A Fully-Automated Future
Aaron Bastani’s vision of Fully Automated Luxury Communism (FALC) imagines a world where automation, renewable energy, and biotechnology dissolve the scarcity that underpins wage labor. In this framework, in-kind provision of universal basic services is not just a safety net, but a bridge to a post-scarcity society where people are free to pursue leisure, creativity, and human flourishing. Like Kropotkin, he envisions in-kind provision of the necessities of life. On the other hand, Robert Anton Wilson’s RICH Economy (Rising Income through Cybernetic Homeostasis) does something similar but within a market paradigm. It complements Bastani’s vision by emphasizing that unemployment is not a disease but the natural result of technological progress. In Wilson’s vision, cybernation and “doing-more-with-less” will inevitably abolish wage slavery, and the task is not to fight unemployment but to embrace it with mechanisms like the National Dividend or Guaranteed Annual Income.
Universal basic income funded by land value tax and Harberger taxation provides the concrete mechanism to enact such a vision of a fully-automated future. By securing income independent of wages, UBI strengthens workers’ bargaining power. With their basic needs guaranteed, workers can refuse exploitative conditions, forcing employers to raise wages and improve working standards.

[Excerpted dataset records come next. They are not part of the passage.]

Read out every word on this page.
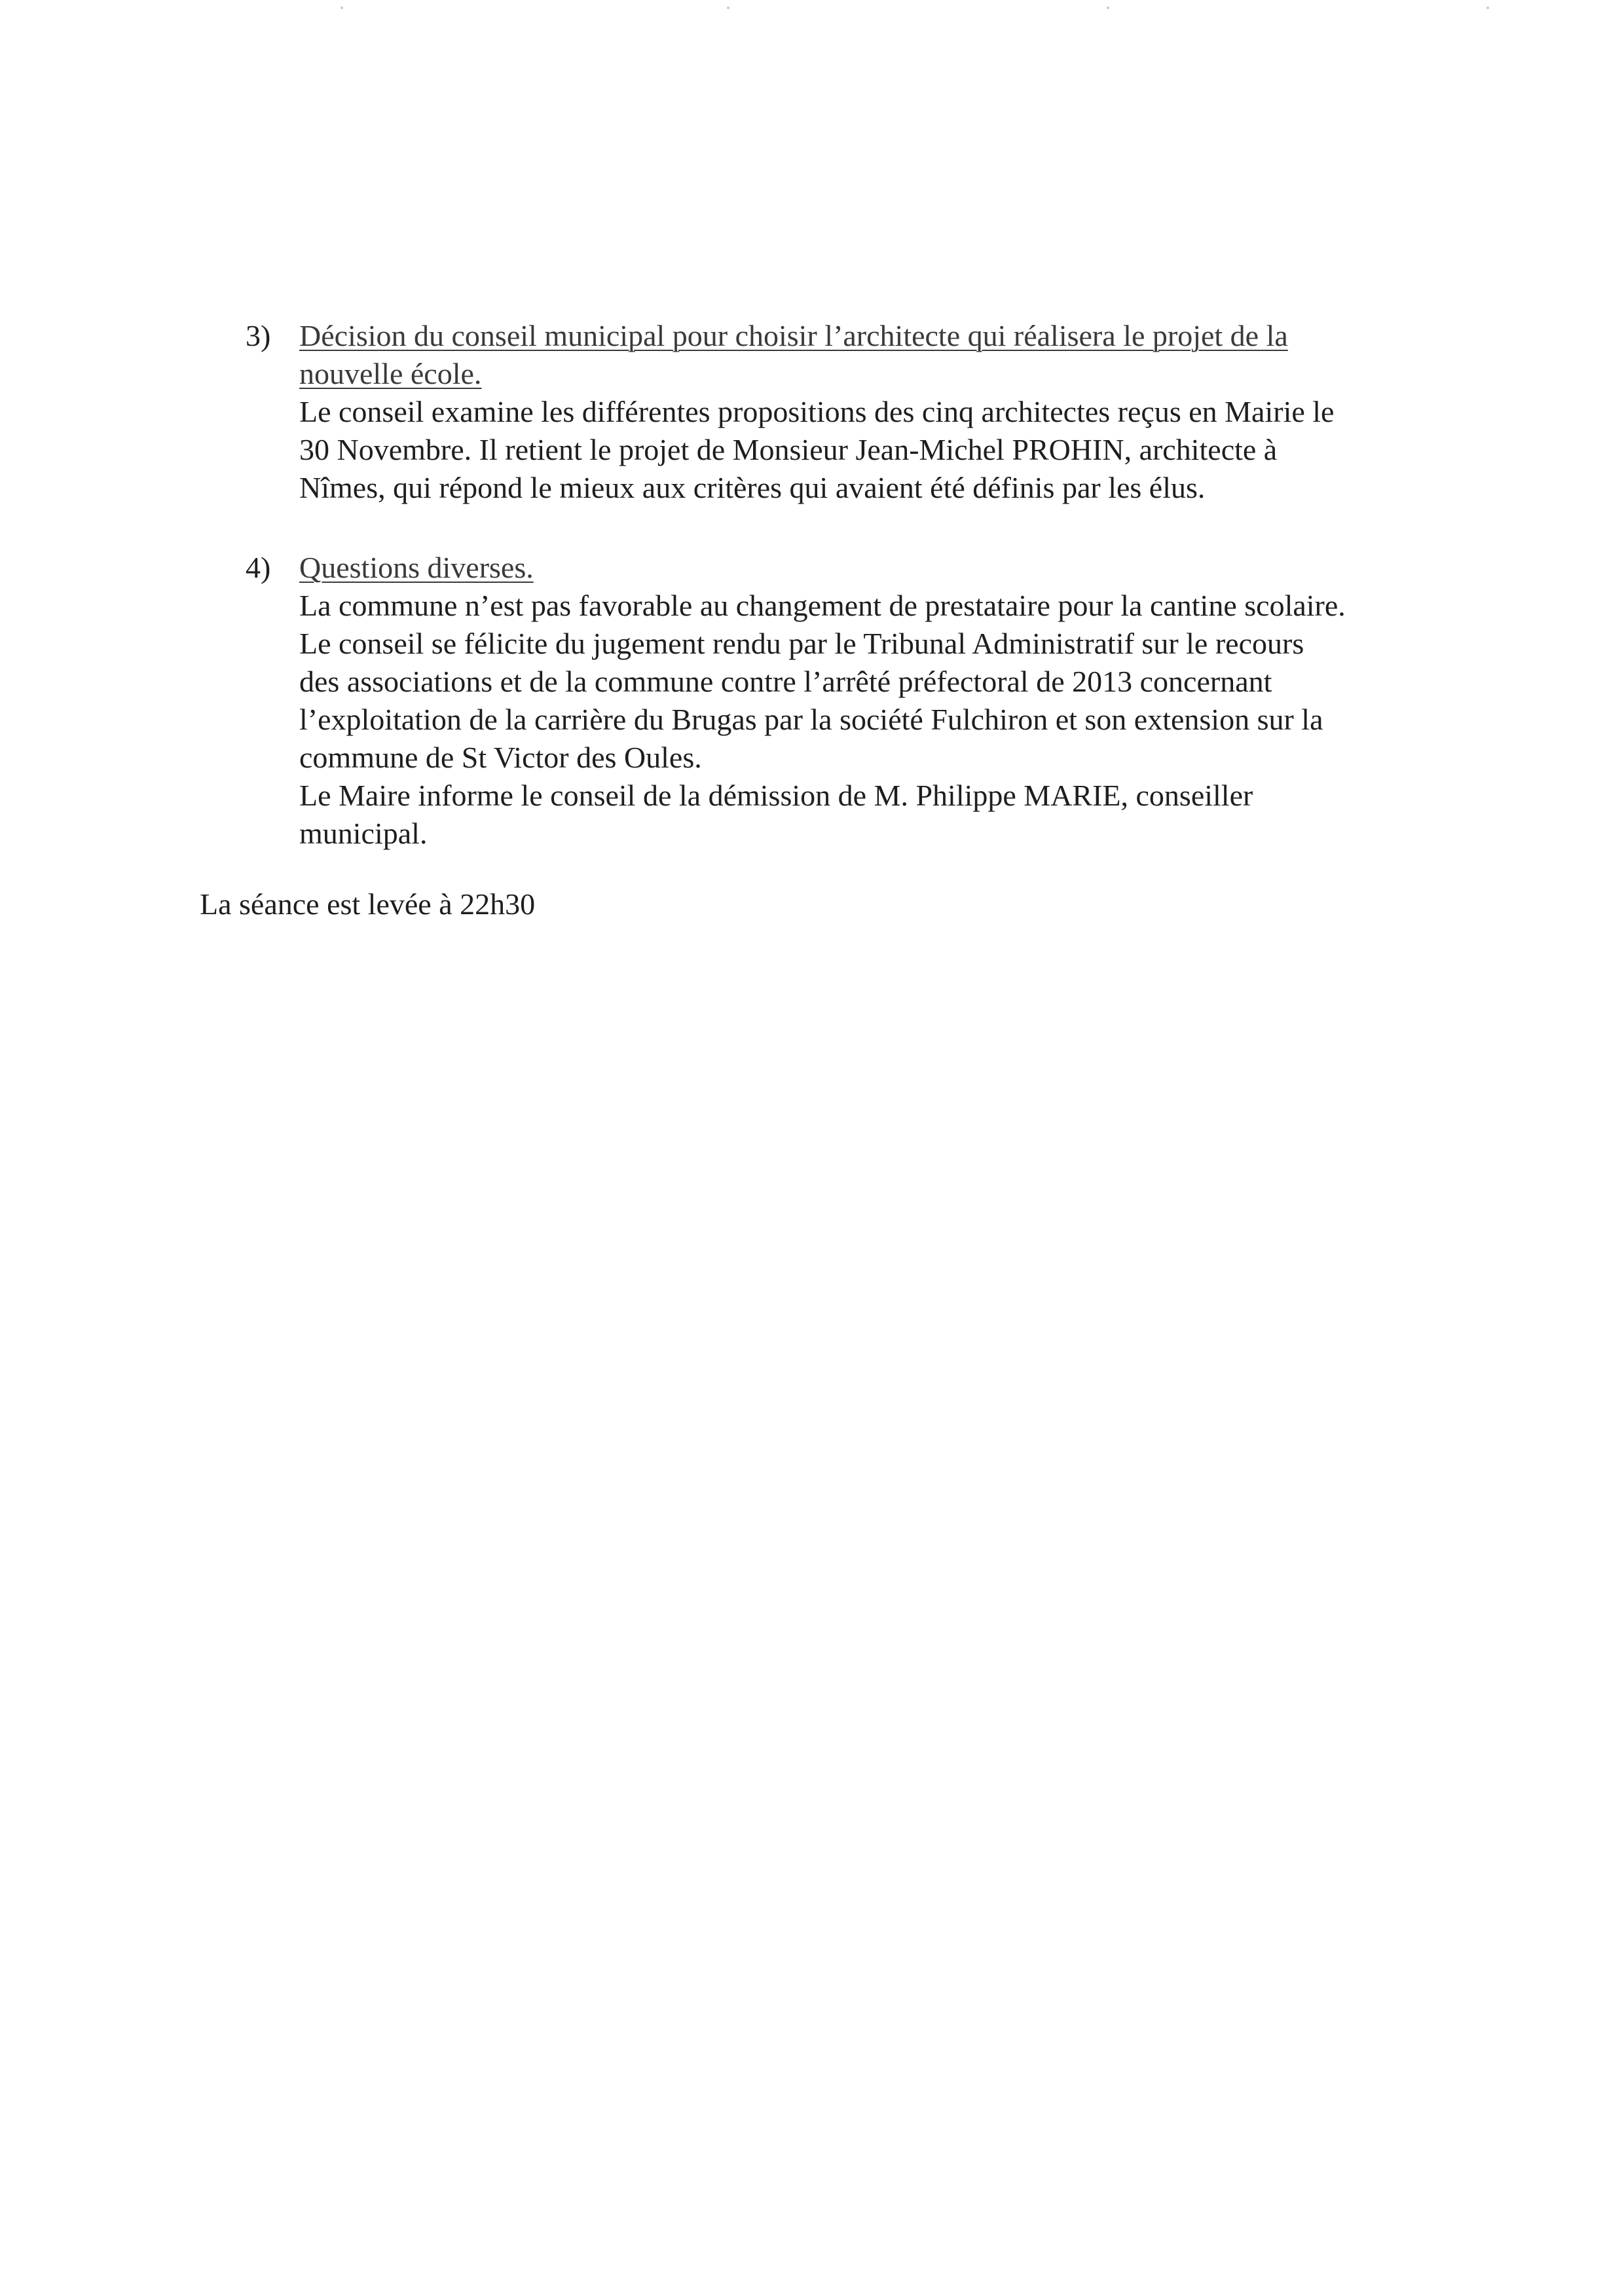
3) Décision du conseil municipal pour choisir l’architecte qui réalisera le projet de la
nouvelle école.
Le conseil examine les différentes propositions des cinq architectes reçus en Mairie le
30 Novembre. Il retient le projet de Monsieur Jean-Michel PROHIN, architecte à
Nîmes, qui répond le mieux aux critères qui avaient été définis par les élus.
4) Questions diverses.
La commune n’est pas favorable au changement de prestataire pour la cantine scolaire.
Le conseil se félicite du jugement rendu par le Tribunal Administratif sur le recours
des associations et de la commune contre l’arrêté préfectoral de 2013 concernant
l’exploitation de la carrière du Brugas par la société Fulchiron et son extension sur la
commune de St Victor des Oules.
Le Maire informe le conseil de la démission de M. Philippe MARIE, conseiller
municipal.
La séance est levée à 22h30
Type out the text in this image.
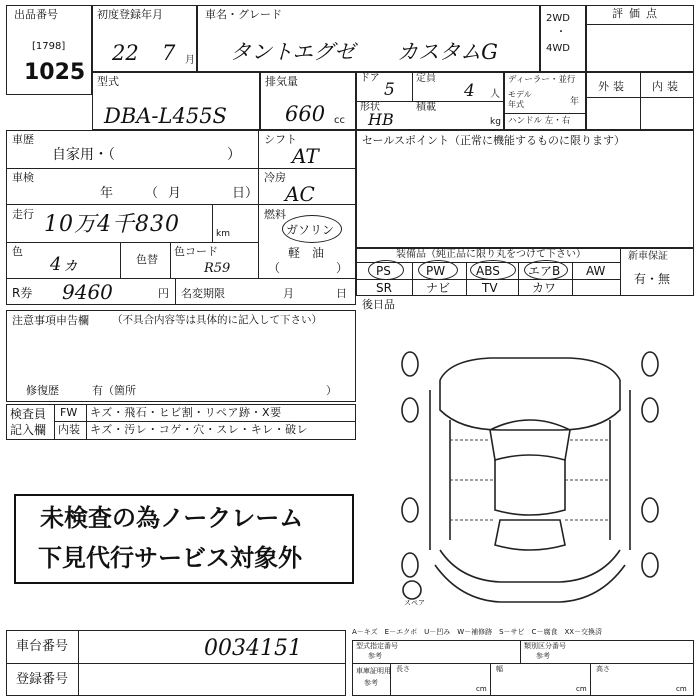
出品番号
[1798]
1025
初度登録年月
22 7 月
車名・グレード
タントエグゼ　　カスタムG
2WD
・
4WD
評価点
型式
DBA-L455S
排気量
660 cc
ドア
5
定員
4 人
形状
HB
積載
kg
ディーラー・並行
モデル年式	年
ハンドル 左・右
外装 内装
車歴
自家用・（　　　　　　　　）
シフト
AT
車検
年 （ 月	日）
冷房
AC
走行 10万4千830	km
燃料
ガソリン
軽　油
（	）
色
4ヵ	色替
色コード
R59
R券 9460	円 名変期限	月	日
セールスポイント（正常に機能するものに限ります）
装備品（純正品に限り丸をつけて下さい）	新車保証
有・無
PS	PW	ABS エアB AW
SR	ナビ	TV	カワ
後日品
注意事項申告欄 （不具合内容等は具体的に記入して下さい）
修復歴	有（箇所	）
検査員
記入欄
FW キズ・飛石・ヒビ割・リペア跡・X要
内装 キズ・汚レ・コゲ・穴・スレ・キレ・破レ
未検査の為ノークレーム
下見代行サービス対象外
スペア
車台番号	0034151
登録番号
A－キズ　E－エクボ　U－凹み　W－補修跡　S－サビ　C－腐食　XX－交換済
型式指定番号
参考
類別区分番号
参考
車庫証明用
参考
長さ
cm
幅
cm
高さ
cm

This increased cost of labor reduces the relative advantage of employing humans in drudgery, accelerating the incentive to automate. Far from slowing automation, UBI would hasten its spread by pushing firms to deploy machines where human labor is too costly or inefficient.
In this sense, geo-distributist UBI reshapes the trajectory toward Bastani’s post-scarcity future and Wilson’s RICH Economy. It transforms automation from a threat into a collective project: the more automation replaces toil, the more abundance can be shared through the social dividend. Workers, liberated from dependence on wages, can transition into a work esthetic — what Wilson described as pursuing creativity, exploration, and personal potential once freed from the compulsion of wage labor. Bastani envisions this as “luxury for all,” while Wilson framed it as humanity’s leap into a new evolutionary relationship with space, time, and intelligence. Both converge on the idea that universal income, funded by common resources, can catalyze humanity’s transition into a fully automated, abundant society.
Liberty At Last
With mankind freed from compulsory labor and guaranteed access to the necessities of life, people will be free to engage in whatever activities interest them. The number of artists, philosophers, inventors, and athletes will abound. People will continue to produce but they will do so with leisure and for pleasure. At the same time, people will have more time to participate in communal activities. Within an anarchist paradigm, the most important communal activity is political — participation in the directly democratic decision-making processes of local free associations and democratic confederations. With mankind freed from drudgery, there will be more time for people to actively participate in democratic politics, rendering “representation” and “delegation” less and less necessary as people begin to govern themselves directly. Thus, universal basic income and cybernation present a pathway to a world where anarchism is not only possible but practical, where coercive government is replaced by democratic free associations.